Strona:D. M. Mereżkowski - Zmartwychwstanie Bogów.djvu/66

Ta strona została skorygowana.

— Czemuż duchy żywiołów nie ukazują się wszystkim, ale tylko wybrańcom? — pytał Leonard.
— Bo lubią prostotę i dziecięcą naiwność, a boją się ludzi rozpustników, uczonych, pijaków i obżartusów. Ukazują się tylko tam, gdzie niema złośliwości i podstępu.
Twarz alchemika powlokła się zadumą.
Leonard, słuchając tych bredni, nie czuł już oburzenia. Rozstali się w najlepszej zgodzie.

IV.

Podczas gdy alchemik wobec księcia, grona dam i dostojników próbował zmieniać ołów na złoto, w izbie pod laboratoryum Monna Sidonia warzyła wieczerzę. Kassandra patrzyła na nią i ogarniały ją smutne myśli: Zawsze to samo, dziś podobne do jutra i do wczoraj, swierszcz świszcze w kominie, mysz chrupie, łuczywo piszczy, skwarki swędzą. Codzień te same wymówki starej, te same wypominania dobrodziejstw.
— Monna Sidonia jest uboga. To nieprawda, że zakopała skrzynkę ze złotem. Siostrzenica i stryj żyją z jej łaski. Przygarnęła ich, bo ma serce litościwe, ale trzeba myśleć o przyszłości. Czemu donna Kassandra nie chce wychodzić za mąż za bogatego malarza?
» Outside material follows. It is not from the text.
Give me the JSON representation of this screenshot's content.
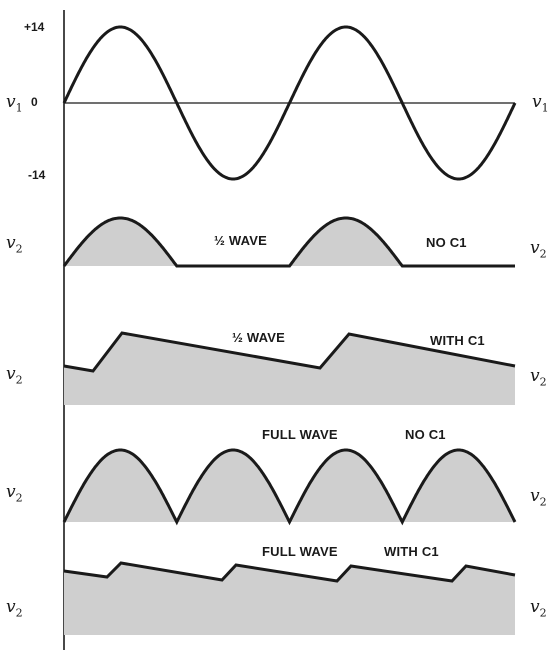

Prawda, że już niemłody, ale człowiek porządny, pracowity, ma młyn i sad oliwny. Sam Bóg zsyła Kassandrze takie szczęście. Czegóż chce więcej?
Monna Kassandra słuchała tych dowodzeń z gniewem tłumionym. Miała ochotę płakać, krzyczeć, bić starą wiedźmę. Ona tymczasem odstawiła garnek, wyjęła z niego rzepę, oblała ją sokiem winnym i jadła chciwie, a gdy się nasyciła, poczęła znowu zrzędzić i utyskiwać, aż wreszcie głowa zwisła jej na piersi.
Wtedy Kassandra wyjęła z zanadrza obraz Bachusa. Przyglądała się podobiznie, wyrytej na ametyście. Bożek z tyrsem w jednej ręce, a winnem gronem w drugiej, ukazywał jej się, jak żywy.